La venganza de la escoria cubana

Miguel Díaz-Canel este jueves hablando del Sistema Energético cubano. (Cubadebate)

Las autoridades piden sacrificios a la población después de haber destrozado durante décadas el Sistema Energético Nacional

Por Reinaldo Escobar (14ymedio)

HAVANA TIMES – He escuchado con paciencia, hasta con el debido respeto, la intervención de este jueves de Miguel Díaz-Canel, donde tuvo el propósito de convencer a la teleaudiencia –entiéndase la población– de que los problemas que confronta el país con la generación eléctrica no son culpa del Gobierno, sino de un conjunto de circunstancias donde se incluye “el criminal bloqueo”, las dificultades del comercio internacional derivadas de la pandemia y otras causas.

Debo confesar que, cuando lo vi frente a un gráfico explicando los detalles de cuál es la potencia nominal y la potencia disponible de las diferentes unidades de generación eléctrica en el país, me vino a la mente aquella histórica comparecencia de Fidel Castro, puntero en mano frente a un mapa de Cuba, explicando cómo la caña de ciertas áreas agrícolas sería molida por otros centrales, un poco más alejados, para así poder garantizar que se produjeran aquellos diez millones de toneladas de azúcar que por poco hacen naufragar definitivamente a la Isla y que, finalmente, nunca se lograron.

La analogía puede ser forzada, pero lo cierto es que tanto aquel ilusorio propósito de los diez millones, como este de garantizar la generación de electricidad están signados por la misma marca: el voluntarismo.
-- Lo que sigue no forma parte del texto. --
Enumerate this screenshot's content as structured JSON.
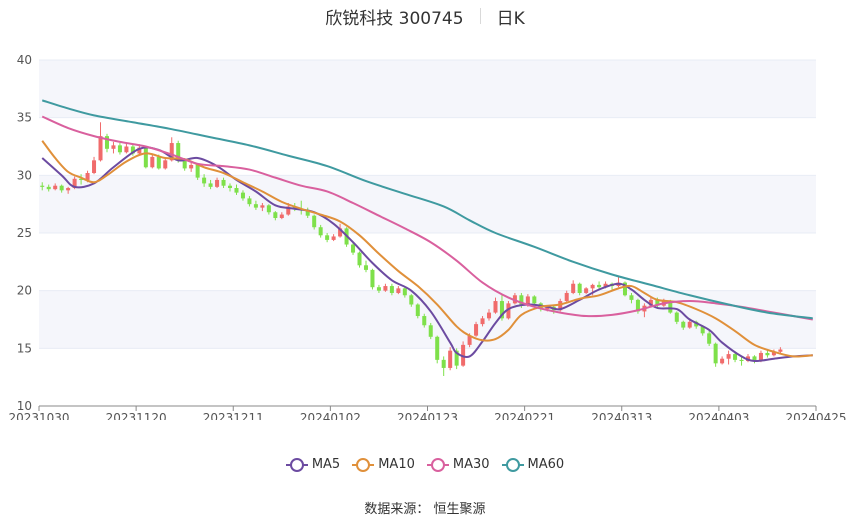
{
  "title": {
    "name": "欣锐科技 300745",
    "period": "日K"
  },
  "source": "数据来源： 恒生聚源",
  "colors": {
    "up": "#f06b6b",
    "down": "#7ee04a",
    "ma5": "#6c4ba1",
    "ma10": "#e0903a",
    "ma30": "#d9609e",
    "ma60": "#3f9aa0",
    "grid": "#e8ecf5",
    "band": "#f5f6fb"
  },
  "chart_data": {
    "type": "candlestick",
    "ylim": [
      10,
      40
    ],
    "yticks": [
      10,
      15,
      20,
      25,
      30,
      35,
      40
    ],
    "xtick_labels": [
      "20231030",
      "20231120",
      "20231211",
      "20240102",
      "20240123",
      "20240221",
      "20240313",
      "20240403",
      "20240425"
    ],
    "trading_days": 120,
    "ohlc": [
      [
        29.1,
        29.4,
        28.7,
        29.0
      ],
      [
        29.0,
        29.2,
        28.6,
        28.8
      ],
      [
        28.8,
        29.3,
        28.7,
        29.1
      ],
      [
        29.1,
        29.2,
        28.5,
        28.7
      ],
      [
        28.7,
        29.0,
        28.4,
        28.9
      ],
      [
        28.9,
        29.9,
        28.8,
        29.7
      ],
      [
        29.7,
        30.1,
        29.2,
        29.6
      ],
      [
        29.6,
        30.4,
        29.4,
        30.2
      ],
      [
        30.2,
        31.6,
        30.1,
        31.3
      ],
      [
        31.3,
        34.6,
        31.2,
        33.4
      ],
      [
        33.4,
        33.6,
        32.0,
        32.3
      ],
      [
        32.3,
        32.9,
        31.9,
        32.6
      ],
      [
        32.6,
        32.8,
        31.8,
        32.0
      ],
      [
        32.0,
        32.8,
        31.9,
        32.5
      ],
      [
        32.5,
        32.7,
        31.7,
        31.9
      ],
      [
        31.9,
        32.7,
        31.8,
        32.4
      ],
      [
        32.4,
        32.5,
        30.6,
        30.7
      ],
      [
        30.7,
        31.9,
        30.6,
        31.6
      ],
      [
        31.6,
        31.8,
        30.5,
        30.6
      ],
      [
        30.6,
        31.5,
        30.5,
        31.3
      ],
      [
        31.3,
        33.3,
        31.2,
        32.8
      ],
      [
        32.8,
        33.0,
        31.1,
        31.3
      ],
      [
        31.3,
        31.5,
        30.4,
        30.6
      ],
      [
        30.6,
        31.1,
        30.3,
        30.9
      ],
      [
        30.9,
        31.0,
        29.6,
        29.8
      ],
      [
        29.8,
        30.1,
        29.0,
        29.3
      ],
      [
        29.3,
        29.6,
        28.8,
        29.0
      ],
      [
        29.0,
        29.8,
        28.9,
        29.6
      ],
      [
        29.6,
        29.8,
        28.9,
        29.1
      ],
      [
        29.1,
        29.3,
        28.6,
        28.9
      ],
      [
        28.9,
        29.2,
        28.3,
        28.5
      ],
      [
        28.5,
        28.7,
        27.8,
        28.0
      ],
      [
        28.0,
        28.2,
        27.3,
        27.5
      ],
      [
        27.5,
        27.8,
        27.0,
        27.2
      ],
      [
        27.2,
        27.6,
        26.9,
        27.4
      ],
      [
        27.4,
        27.5,
        26.6,
        26.8
      ],
      [
        26.8,
        26.9,
        26.1,
        26.3
      ],
      [
        26.3,
        26.8,
        26.2,
        26.6
      ],
      [
        26.6,
        27.6,
        26.5,
        27.3
      ],
      [
        27.3,
        27.6,
        26.9,
        27.1
      ],
      [
        27.1,
        27.8,
        26.6,
        27.0
      ],
      [
        27.0,
        27.2,
        26.3,
        26.5
      ],
      [
        26.5,
        26.6,
        25.3,
        25.5
      ],
      [
        25.5,
        25.7,
        24.6,
        24.8
      ],
      [
        24.8,
        25.0,
        24.2,
        24.4
      ],
      [
        24.4,
        24.9,
        24.3,
        24.7
      ],
      [
        24.7,
        25.8,
        24.6,
        25.4
      ],
      [
        25.4,
        25.5,
        23.8,
        24.0
      ],
      [
        24.0,
        24.2,
        23.1,
        23.3
      ],
      [
        23.3,
        23.4,
        22.0,
        22.2
      ],
      [
        22.2,
        22.6,
        21.6,
        21.8
      ],
      [
        21.8,
        21.9,
        20.1,
        20.3
      ],
      [
        20.3,
        20.5,
        19.8,
        20.0
      ],
      [
        20.0,
        20.6,
        19.9,
        20.4
      ],
      [
        20.4,
        20.6,
        19.6,
        19.8
      ],
      [
        19.8,
        20.4,
        19.7,
        20.2
      ],
      [
        20.2,
        20.3,
        19.4,
        19.6
      ],
      [
        19.6,
        19.7,
        18.6,
        18.8
      ],
      [
        18.8,
        18.9,
        17.6,
        17.8
      ],
      [
        17.8,
        18.0,
        16.8,
        17.0
      ],
      [
        17.0,
        17.2,
        15.8,
        16.0
      ],
      [
        16.0,
        16.1,
        13.7,
        14.0
      ],
      [
        14.0,
        14.3,
        12.6,
        13.3
      ],
      [
        13.3,
        15.1,
        13.1,
        14.8
      ],
      [
        14.8,
        15.0,
        13.2,
        13.5
      ],
      [
        13.5,
        15.6,
        13.4,
        15.3
      ],
      [
        15.3,
        16.3,
        15.1,
        16.1
      ],
      [
        16.1,
        17.3,
        16.0,
        17.1
      ],
      [
        17.1,
        17.8,
        16.9,
        17.6
      ],
      [
        17.6,
        18.4,
        17.4,
        18.1
      ],
      [
        18.1,
        19.4,
        18.0,
        19.1
      ],
      [
        19.1,
        19.7,
        17.4,
        17.6
      ],
      [
        17.6,
        19.1,
        17.5,
        18.9
      ],
      [
        18.9,
        19.8,
        18.8,
        19.6
      ],
      [
        19.6,
        19.8,
        18.5,
        18.7
      ],
      [
        18.7,
        19.7,
        18.6,
        19.5
      ],
      [
        19.5,
        19.6,
        18.7,
        18.9
      ],
      [
        18.9,
        19.0,
        18.2,
        18.4
      ],
      [
        18.4,
        18.7,
        18.2,
        18.6
      ],
      [
        18.6,
        18.8,
        18.0,
        18.3
      ],
      [
        18.3,
        19.3,
        18.2,
        19.1
      ],
      [
        19.1,
        20.0,
        19.0,
        19.8
      ],
      [
        19.8,
        20.9,
        19.7,
        20.6
      ],
      [
        20.6,
        20.7,
        19.6,
        19.8
      ],
      [
        19.8,
        20.3,
        19.7,
        20.2
      ],
      [
        20.2,
        20.6,
        19.6,
        20.5
      ],
      [
        20.5,
        20.8,
        20.1,
        20.3
      ],
      [
        20.3,
        20.8,
        20.2,
        20.6
      ],
      [
        20.6,
        20.7,
        20.1,
        20.4
      ],
      [
        20.4,
        21.2,
        20.3,
        20.7
      ],
      [
        20.7,
        20.8,
        19.5,
        19.6
      ],
      [
        19.6,
        19.8,
        18.9,
        19.2
      ],
      [
        19.2,
        19.3,
        18.0,
        18.2
      ],
      [
        18.2,
        18.9,
        17.7,
        18.7
      ],
      [
        18.7,
        19.5,
        18.6,
        19.2
      ],
      [
        19.2,
        19.4,
        18.5,
        18.7
      ],
      [
        18.7,
        19.3,
        18.6,
        19.1
      ],
      [
        19.1,
        19.2,
        18.0,
        18.1
      ],
      [
        18.1,
        18.2,
        17.1,
        17.3
      ],
      [
        17.3,
        17.4,
        16.6,
        16.8
      ],
      [
        16.8,
        17.6,
        16.7,
        17.3
      ],
      [
        17.3,
        17.4,
        16.7,
        16.9
      ],
      [
        16.9,
        17.0,
        16.1,
        16.3
      ],
      [
        16.3,
        16.5,
        15.2,
        15.4
      ],
      [
        15.4,
        15.5,
        13.4,
        13.7
      ],
      [
        13.7,
        14.3,
        13.6,
        14.1
      ],
      [
        14.1,
        14.8,
        13.6,
        14.5
      ],
      [
        14.5,
        14.6,
        13.8,
        14.0
      ],
      [
        14.0,
        14.3,
        13.5,
        13.9
      ],
      [
        13.9,
        14.5,
        13.8,
        14.3
      ],
      [
        14.3,
        14.4,
        13.7,
        13.9
      ],
      [
        13.9,
        14.8,
        13.8,
        14.6
      ],
      [
        14.6,
        14.9,
        14.2,
        14.4
      ],
      [
        14.4,
        14.9,
        14.3,
        14.7
      ],
      [
        14.7,
        15.1,
        14.5,
        14.9
      ]
    ],
    "series": [
      {
        "name": "MA5",
        "values": [
          [
            0,
            31.5
          ],
          [
            3,
            30.0
          ],
          [
            5,
            29.0
          ],
          [
            8,
            29.3
          ],
          [
            11,
            30.7
          ],
          [
            15,
            32.3
          ],
          [
            18,
            32.2
          ],
          [
            21,
            31.3
          ],
          [
            24,
            31.5
          ],
          [
            27,
            30.8
          ],
          [
            30,
            29.6
          ],
          [
            33,
            28.6
          ],
          [
            36,
            27.4
          ],
          [
            39,
            27.1
          ],
          [
            42,
            26.8
          ],
          [
            45,
            25.8
          ],
          [
            48,
            24.2
          ],
          [
            51,
            22.4
          ],
          [
            54,
            20.9
          ],
          [
            57,
            20.0
          ],
          [
            60,
            18.2
          ],
          [
            63,
            15.5
          ],
          [
            64,
            14.6
          ],
          [
            66,
            14.3
          ],
          [
            68,
            15.6
          ],
          [
            70,
            17.2
          ],
          [
            72,
            18.4
          ],
          [
            75,
            18.8
          ],
          [
            78,
            18.6
          ],
          [
            80,
            18.4
          ],
          [
            83,
            19.2
          ],
          [
            86,
            20.1
          ],
          [
            89,
            20.6
          ],
          [
            91,
            20.1
          ],
          [
            93,
            19.2
          ],
          [
            95,
            18.5
          ],
          [
            98,
            18.4
          ],
          [
            100,
            17.5
          ],
          [
            103,
            16.6
          ],
          [
            105,
            15.5
          ],
          [
            108,
            14.3
          ],
          [
            110,
            13.9
          ],
          [
            113,
            14.1
          ],
          [
            116,
            14.3
          ],
          [
            119,
            14.4
          ]
        ]
      },
      {
        "name": "MA10",
        "values": [
          [
            0,
            33.0
          ],
          [
            2,
            31.5
          ],
          [
            4,
            30.3
          ],
          [
            6,
            29.8
          ],
          [
            8,
            29.4
          ],
          [
            10,
            30.0
          ],
          [
            13,
            31.2
          ],
          [
            16,
            31.9
          ],
          [
            19,
            31.5
          ],
          [
            22,
            31.4
          ],
          [
            25,
            30.7
          ],
          [
            28,
            30.2
          ],
          [
            31,
            29.4
          ],
          [
            34,
            28.6
          ],
          [
            37,
            27.7
          ],
          [
            40,
            27.1
          ],
          [
            43,
            26.6
          ],
          [
            46,
            26.0
          ],
          [
            49,
            24.8
          ],
          [
            52,
            23.2
          ],
          [
            55,
            21.7
          ],
          [
            58,
            20.4
          ],
          [
            61,
            18.8
          ],
          [
            64,
            16.9
          ],
          [
            66,
            16.1
          ],
          [
            68,
            15.7
          ],
          [
            70,
            15.8
          ],
          [
            72,
            16.6
          ],
          [
            74,
            17.9
          ],
          [
            77,
            18.6
          ],
          [
            80,
            18.8
          ],
          [
            83,
            19.3
          ],
          [
            86,
            19.6
          ],
          [
            89,
            20.2
          ],
          [
            91,
            20.4
          ],
          [
            93,
            19.8
          ],
          [
            95,
            19.2
          ],
          [
            98,
            19.0
          ],
          [
            101,
            18.4
          ],
          [
            104,
            17.6
          ],
          [
            107,
            16.5
          ],
          [
            110,
            15.3
          ],
          [
            113,
            14.7
          ],
          [
            116,
            14.3
          ],
          [
            119,
            14.4
          ]
        ]
      },
      {
        "name": "MA30",
        "values": [
          [
            0,
            35.1
          ],
          [
            4,
            34.1
          ],
          [
            8,
            33.4
          ],
          [
            12,
            32.9
          ],
          [
            16,
            32.5
          ],
          [
            20,
            31.8
          ],
          [
            24,
            31.0
          ],
          [
            28,
            30.8
          ],
          [
            32,
            30.5
          ],
          [
            36,
            29.8
          ],
          [
            40,
            29.1
          ],
          [
            44,
            28.6
          ],
          [
            48,
            27.6
          ],
          [
            52,
            26.5
          ],
          [
            56,
            25.4
          ],
          [
            60,
            24.2
          ],
          [
            64,
            22.6
          ],
          [
            68,
            20.7
          ],
          [
            72,
            19.4
          ],
          [
            76,
            18.6
          ],
          [
            80,
            18.1
          ],
          [
            84,
            17.8
          ],
          [
            88,
            17.9
          ],
          [
            92,
            18.3
          ],
          [
            96,
            18.9
          ],
          [
            100,
            19.1
          ],
          [
            104,
            18.9
          ],
          [
            108,
            18.6
          ],
          [
            112,
            18.2
          ],
          [
            116,
            17.8
          ],
          [
            119,
            17.5
          ]
        ]
      },
      {
        "name": "MA60",
        "values": [
          [
            0,
            36.5
          ],
          [
            4,
            35.8
          ],
          [
            8,
            35.2
          ],
          [
            14,
            34.6
          ],
          [
            20,
            34.0
          ],
          [
            26,
            33.3
          ],
          [
            32,
            32.6
          ],
          [
            38,
            31.7
          ],
          [
            44,
            30.8
          ],
          [
            50,
            29.5
          ],
          [
            56,
            28.4
          ],
          [
            62,
            27.3
          ],
          [
            66,
            26.1
          ],
          [
            70,
            25.0
          ],
          [
            76,
            23.8
          ],
          [
            82,
            22.5
          ],
          [
            88,
            21.4
          ],
          [
            94,
            20.5
          ],
          [
            100,
            19.6
          ],
          [
            106,
            18.8
          ],
          [
            112,
            18.1
          ],
          [
            119,
            17.6
          ]
        ]
      }
    ],
    "legend": [
      "MA5",
      "MA10",
      "MA30",
      "MA60"
    ],
    "legend_position": "bottom",
    "grid": true
  }
}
El petróleo que se extrae del subsuelo cubano contiene componentes que resultan agresivos para las calderas de las termoeléctricas. Puede que sea azufre, no lo sé, renuncio a dar pormenores técnicos, pero el que no me crea, que consulte los detalles.

Alguien, de cuyo nombre no quiero acordarme, decidió un mal día que el país no tenía que depender de las importaciones de petróleo para generar electricidad. Fue así que, en contra de la opinión de muchos especialistas, se impuso el criterio de usar el crudo nacional, como si fuera un reto patriótico, como si las máquinas entendieran la necesidad de ser envenenadas, corroídas en nombre de una exigencia de sacrificio.

Nuestro petróleo, el del suelo patrio, resulta eficiente para producir asfalto y, quizás, para obtener otros derivados, pero cuando entra en las arterias de una termoeléctrica, diseñada para otro tipo de combustible, deja en sus paredes internas una costra que, tarde o temprano, debe ser retirada porque disminuye la capacidad de las calderas y porque, además, termina dañando los metales. Esa escoria indeseable obliga a reducir la frecuencia de mantenimientos. Si “normalmente” habría que hacer mantenimiento cada ciertos años, con ese combustible hay que llevarlo a cabo cada ciertos meses, de lo contrario, se producen apagones.

Aclaro que no soy especialista en el tema y estoy mencionando las generalidades que se le ocurren a un profano.

El mantenimiento es una palabra sagrada en la mecánica industrial. Se realiza con el propósito de no tener que hacer reparaciones.

Los productores de grandes maquinarias, como las refinerías o las termoeléctricas, garantizan el funcionamiento de su producto siempre y cuando se cumplan los protocolos de mantenimiento. Cada ciertas horas, días, meses o años de trabajo, cierta pieza debe ser sustituida. Si no se cumple ese requisito, los productores del ingenio no se sienten responsables de las averías o los desperfectos. Ocurre con los aviones y con otros artilugios.

Cuando por voluntad política se le impone a una máquina, a una herramienta, un régimen de trabajo que le resulta perjudicial, el mantenimiento pasa a convertirse en reparación.

Todo el que en Cuba ha participado en una tarea de mantenimiento sabe cuánto sufren las roscas de cada tuerca, o peor aún, cuántas tuercas se pierden y se dejan por desechables. “Bastan tres donde tocaban cinco”. Cuando se acumulan, año tras año, los efectos tienen consecuencias.

Pero no solo se le pide a las máquinas que tengan la vocación de sacrificio para funcionar con un combustible que las aniquila. La exigencia se traslada a los operarios, a quienes se demanda un mayor número de horas de trabajo continuo para poner a funcionar una planta en contra de sus requerimientos técnicos.

El sacrificio, finalmente, recae en los consumidores, a los que se les pide que pongan en marcha su espíritu revolucionario y apaguen uno, o mejor dos bombillos, porque eso le permite al país el lujo de la soberanía energética.

La escoria que se acumula en las paredes de las calderas no puede ser un obstáculo en la voluntad de vencer.